Biografia Sumária do Servo de Deus Padre Giovanni Ciresola
(1902-1987)

O Servo de Deus Padre Giovanni Ciresola nasceu em Quaderni di Villafranca, Verona, Itália, em 30 de maio de 1902 e morreu em Quinto, Verona, em 13 de abril de 1987. A sua existência atravessou quase completamente o século XX, partindo das problemática surgidas a partir do processo de unificação da Itália até a época da contestação do pós-Concílio Vaticano II. A sua atividade pastoral, as suas ideias de fundação do Cenáculo da Caridade e dos Cenáculos Sacerdotais e as dificuldades que ele viveu encontraram seu lugar e seu pleno sentido na realidade da viva e fecunda Igreja de Verona.
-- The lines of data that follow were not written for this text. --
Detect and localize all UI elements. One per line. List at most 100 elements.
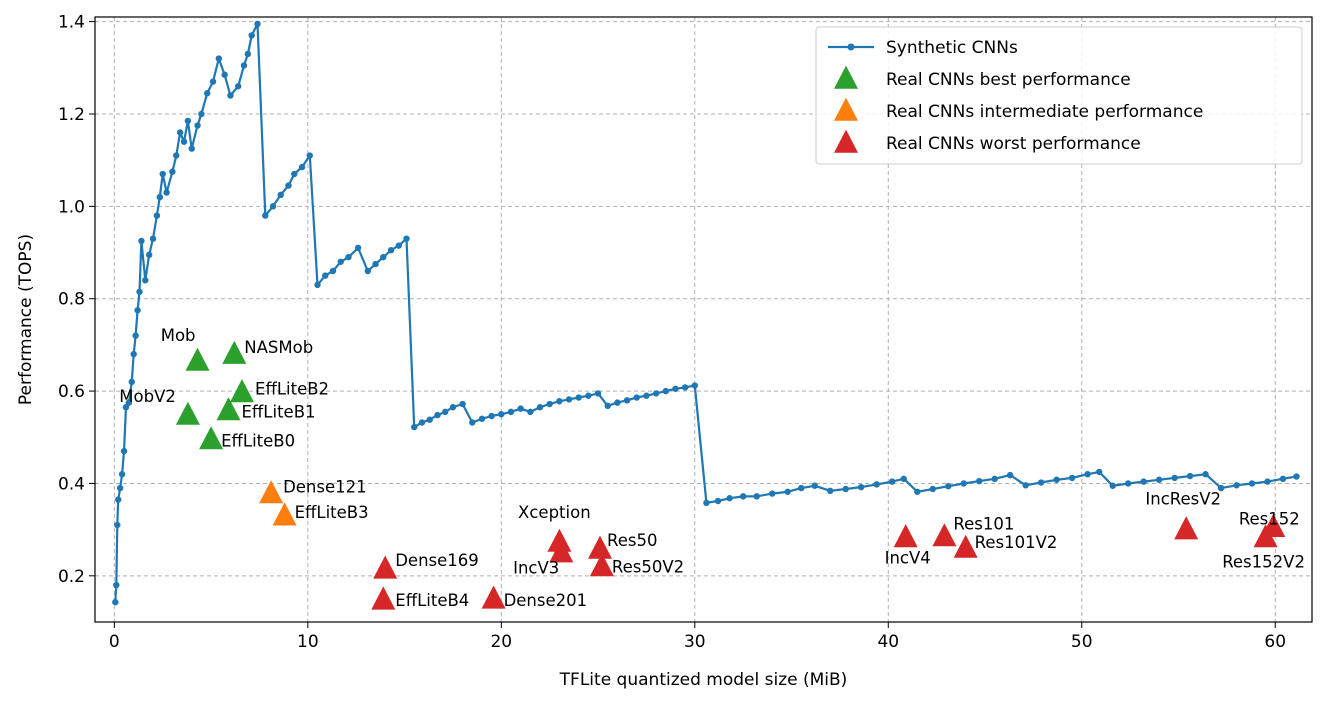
x-tick-label: 20	[490, 632, 512, 652]
synthetic-cnn-point	[945, 483, 952, 490]
synthetic-cnn-point	[198, 110, 205, 118]
y-tick-label: 0.8	[58, 290, 85, 310]
synthetic-cnn-point	[354, 244, 362, 252]
synthetic-cnn-point	[434, 411, 441, 419]
cnn-label: EffLiteB0	[221, 432, 295, 451]
synthetic-cnn-point	[173, 152, 180, 159]
synthetic-cnn-point	[1248, 480, 1256, 487]
synthetic-cnn-point	[652, 390, 660, 397]
cnn-marker-res50v2	[589, 553, 614, 577]
synthetic-cnn-point	[739, 493, 747, 500]
y-tick-label: 1.2	[58, 105, 85, 125]
synthetic-cnn-point	[784, 488, 791, 495]
y-tick-label: 1.4	[58, 13, 85, 33]
synthetic-cnn-point	[498, 410, 505, 418]
legend-dot-swatch	[847, 43, 855, 51]
synthetic-cnn-point	[329, 267, 337, 275]
synthetic-cnn-point	[478, 415, 486, 422]
synthetic-cnn-point	[681, 384, 689, 391]
cnn-marker-mobv2	[175, 401, 200, 425]
synthetic-cnn-point	[976, 477, 983, 485]
synthetic-cnn-point	[594, 390, 602, 397]
real-cnn-markers	[175, 340, 1286, 610]
synthetic-cnn-point	[364, 267, 372, 275]
synthetic-cnn-point	[1140, 478, 1147, 485]
cnn-label: Res101V2	[975, 533, 1058, 552]
synthetic-cnn-point	[1155, 476, 1163, 483]
synthetic-cnn-point	[132, 332, 139, 339]
synthetic-cnn-point	[128, 378, 135, 386]
y-tick-label: 0.6	[58, 382, 85, 402]
synthetic-cnn-point	[565, 396, 573, 403]
synthetic-cnn-point	[184, 117, 192, 125]
cnn-marker-res101v2	[953, 534, 978, 558]
legend-triangle-best	[834, 65, 858, 89]
synthetic-cnn-point	[227, 92, 234, 99]
synthetic-cnn-point	[488, 412, 495, 420]
synthetic-cnn-point	[306, 152, 313, 159]
cnn-label: EffLiteB1	[242, 402, 316, 421]
synthetic-cnn-point	[1068, 474, 1076, 482]
cnn-marker-xception	[547, 528, 572, 552]
cnn-marker-mob	[185, 347, 210, 371]
cnn-label: MobV2	[119, 387, 176, 406]
cnn-label: Xception	[518, 503, 591, 522]
cnn-label: NASMob	[244, 338, 313, 357]
synthetic-cnn-point	[604, 402, 611, 410]
legend-entry-best: Real CNNs best performance	[886, 70, 1131, 90]
synthetic-cnn-point	[387, 247, 395, 254]
legend-entry-synthetic: Synthetic CNNs	[886, 38, 1018, 58]
synthetic-cnn-point	[204, 90, 211, 97]
synthetic-cnn-point	[449, 404, 457, 411]
x-tick-label: 10	[297, 632, 319, 652]
synthetic-cnn-point	[115, 496, 122, 503]
cnn-marker-effliteb3	[272, 502, 297, 526]
synthetic-cnn-point	[395, 242, 402, 249]
synthetic-cnn-point	[442, 408, 449, 416]
synthetic-cnn-point	[1279, 475, 1287, 483]
cnn-marker-res50	[588, 535, 612, 559]
synthetic-cnn-point	[900, 475, 907, 483]
cnn-label: Res50	[607, 531, 657, 550]
synthetic-cnn-point	[269, 203, 277, 210]
synthetic-cnn-point	[130, 350, 137, 358]
synthetic-cnn-point	[125, 399, 133, 406]
synthetic-cnn-point	[176, 129, 184, 136]
synthetic-cnn-point	[714, 497, 722, 505]
cnn-label: EffLiteB3	[295, 503, 369, 522]
synthetic-cnn-point	[753, 493, 760, 500]
y-tick-label: 0.2	[58, 567, 85, 587]
synthetic-cnn-point	[248, 32, 255, 39]
synthetic-cnn-point	[254, 20, 261, 28]
point-labels: Mob NASMob MobV2 EffLiteB2 EffLiteB1 EffLiteB…	[119, 326, 1305, 610]
synthetic-cnn-point	[1022, 482, 1029, 489]
synthetic-cnn-point	[244, 50, 252, 58]
synthetic-cnn-point	[169, 168, 176, 175]
cnn-label: Dense201	[504, 591, 588, 610]
synthetic-cnn-point	[411, 423, 418, 431]
synthetic-cnn-point	[991, 475, 998, 483]
x-tick-label: 50	[1071, 632, 1093, 652]
synthetic-cnn-point	[1109, 482, 1116, 489]
cnn-marker-incv3	[549, 539, 574, 563]
y-tick-label: 1.0	[58, 197, 85, 217]
synthetic-cnn-point	[614, 399, 621, 406]
x-axis-label: TFLite quantized model size (MiB)	[559, 670, 848, 690]
synthetic-cnn-point	[703, 499, 710, 507]
legend-box	[815, 26, 1303, 165]
cnn-label: EffLiteB4	[395, 591, 469, 610]
synthetic-cnn-point	[291, 170, 298, 178]
synthetic-cnn-point	[662, 387, 669, 395]
synthetic-cnn-point	[643, 392, 650, 399]
synthetic-cnn-point	[156, 193, 164, 201]
synthetic-cnn-point	[672, 385, 679, 392]
y-tick-label: 0.4	[58, 474, 85, 494]
synthetic-cnn-point	[827, 487, 834, 495]
synthetic-cnn-point	[873, 481, 880, 488]
cnn-marker-dense121	[259, 480, 284, 504]
cnn-label: Mob	[161, 326, 196, 345]
cnn-marker-effliteb0	[199, 426, 224, 450]
cnn-label: IncResV2	[1145, 490, 1221, 509]
synthetic-cnn-point	[114, 521, 121, 529]
synthetic-cnn-point	[163, 189, 170, 196]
Giovanni tinha recém completado seis anos quando sua mãe Francesca morreu, em 15 de junho de 1908, recitando a conclusão do Te Deum: “Em vós, Senhor, confio, sois vós minha esperança!”. Esta perda marcou muito o seu caráter que, de vivaz – lembrava que na primeira série a irmã que era sua professora tinha amarrado sua perna à carteira para que ficasse quieto -, tornou-se tímido e apreensivo.
No outono de 1916 foi acolhido no Seminário Episcopal de Verona como aluno externo, porque a sua família era muito pobre e não tinha condições de pagar as mensalidades. Tendo ele uma saúde muito precária, não resistiu a fadiga das viagens quotidianas e assim a irmã Dorina não quis que ele continuasse a estudar. Recuperando a saúde, em 27 de outubro de 1919 foi acolhido pelo Instituto Don Bosco em Verona. A vida e o espírito salesianos o atraíam muitíssimo, assim fez o pedido para ser admitido no noviciado. Mas a sua saúde já precária voltou a piorar e assim ele foi obrigado a voltar para casa da sua família. Frustrado pelas suas míseras condições de saúde, pediu conselho a um homem de Deus, fundador de novas congregações e ponto de referimento para sacerdotes e leigos de Verona, Padre Giovanni Calabria. Ele, depois de muito rezar e de tê-lo encontrado muitas vezes, deu uma resposta franca: que ele se tornasse sacerdote diocesano e se esforçasse para ser um santo sacerdote. Assim, ele voltou para o Seminário Episcopal de Verona, ainda como externo.
Desde então e por toda sua vida Giovanni Ciresola esteve sob a mais estreita direção espiritual de São Giovanni Calabria.
Durante os exercícios espirituais em preparação à ordenação sacerdotal, ele escreveu no seu diário espiritual: “Ou santo sacerdote ou nada, Senhor! Oh sim! Que eu seja contado no número dos poucos!”. No domingo 10 de julho de 1927, na catedral de Verona, Giovanni foi ordenado sacerdote pela imposição das mãos de Dom Cardinale, coroando assim um sonho cultivado desde criança.
Mandado em várias paróquias ele sempre tomou conta dos jovens. Naquela época Padre Calabria continua a repetir-lhe: “Sinto que o Senhor tem um desígnio especial para você, atenção àquilo que você sente no seu coração”.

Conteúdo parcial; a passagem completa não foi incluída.